Tim Burton films are very stylized and the style is, as my friend likes to say, very animated. The translation of that politeness is that his films are like cartoons and the characters are really caricatures. Johnny Depp, who, in non Tim Burton films, often exhibits an amazing range as an actor plays a fairly one dimensional Sweeny Todd. As I've seen Johnny Depp in a lot of films and am often impressed by his nuanced acting I can only assume this one dimensional characterization is a result of direction more than anything.

However, Helena Bohnam Carter and Ed Sanders give surprisingly layered performances given the style of the film. The kid is one of the few clearly sympathetic characters in the source material regardless of the skill of the actor or the choices of the director. He's been rescued from the work house only to be indentured to an abusive boss who is then murdered at which point he's taken in by kind hearted woman who bakes human meat into her meat pies and, well, you get the idea, he's had a hard life.

The character of Mrs Lovett though, is not so clearly sympathetic. In fact, in the stage version I saw she seemed pure evil and any horrible thing that befell her I felt was deserved. In that stage production Sweeny Todd was the sympathetic character. No mater how many eveil deeds he did I still felt sorry for him, felt like he'd been driven to his madness. In this film version I felt exactly the opposite. Helena Bonham Carter takes the role of Mrs Lovett and makes her into someone of great feeling. She's really quite spectacular in this role.
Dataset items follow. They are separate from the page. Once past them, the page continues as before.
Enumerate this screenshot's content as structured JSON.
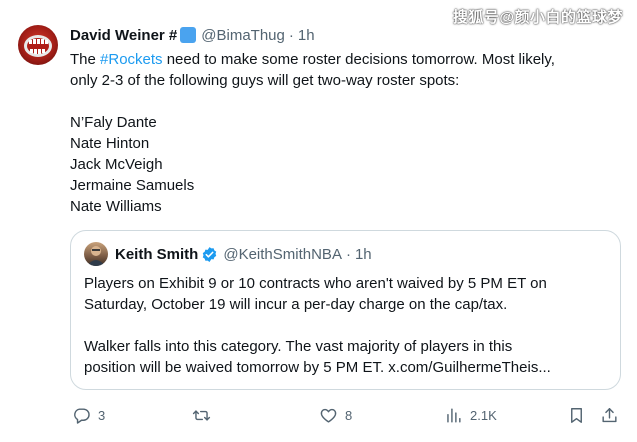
{
  "watermark": "搜狐号@颜小白的篮球梦",
  "tweet": {
    "display_name": "David Weiner #",
    "handle": "@BimaThug",
    "separator": "·",
    "time": "1h",
    "line1_pre": "The ",
    "hashtag": "#Rockets",
    "line1_post": " need to make some roster decisions tomorrow. Most likely,",
    "line2": "only 2-3 of the following guys will get two-way roster spots:",
    "players": [
      "N’Faly Dante",
      "Nate Hinton",
      "Jack McVeigh",
      "Jermaine Samuels",
      "Nate Williams"
    ]
  },
  "quote": {
    "display_name": "Keith Smith",
    "handle": "@KeithSmithNBA",
    "separator": "·",
    "time": "1h",
    "lines": [
      "Players on Exhibit 9 or 10 contracts who aren't waived by 5 PM ET on",
      "Saturday, October 19 will incur a per-day charge on the cap/tax.",
      "",
      "Walker falls into this category. The vast majority of players in this",
      "position will be waived tomorrow by 5 PM ET. x.com/GuilhermeTheis..."
    ]
  },
  "actions": {
    "replies": "3",
    "reposts": "",
    "likes": "8",
    "views": "2.1K"
  },
  "colors": {
    "link": "#1d9bf0",
    "muted": "#536471",
    "text": "#0f1419",
    "border": "#cfd9de"
  }
}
Could be another directorial choice, to portray Mrs Lovett as more sympathetic than Sweeny Todd, but I wonder. I wonder if she just went her own way with it. Her performance seems so out of place in the picture. The hair, and makeup, and set design, etc, all combine to create a certain feel that her emotional and layered performance doesn't seem to fit. Johnny Depp's single layered portrayal of Sweeny Todd is much more in line with the tone set by Burton and indicative of what I've now decided I don't like about Tim Burton movies.

Incidentally, on my crusade to see more live theater, I also saw Jersey Boys this past weekend which was brilliant, though as largely expositional as you'd expect a play with the tag line "ask four guys, you get four different answers" to be, and I've also been enjoying the new season at the Seattle Rep. On the live music front, the Dropkick Murphys are coming to town next month. And as for the travelling, I'm planning a trip back to Europe in May this year. Perhaps I should call those things my New Year resolutions. I don't generally make New Year Resolutions but for trying to keep in touch with my friends and family better (and I'm generally not even successful at that one). At least these promises to myself are ones that I know I can keep.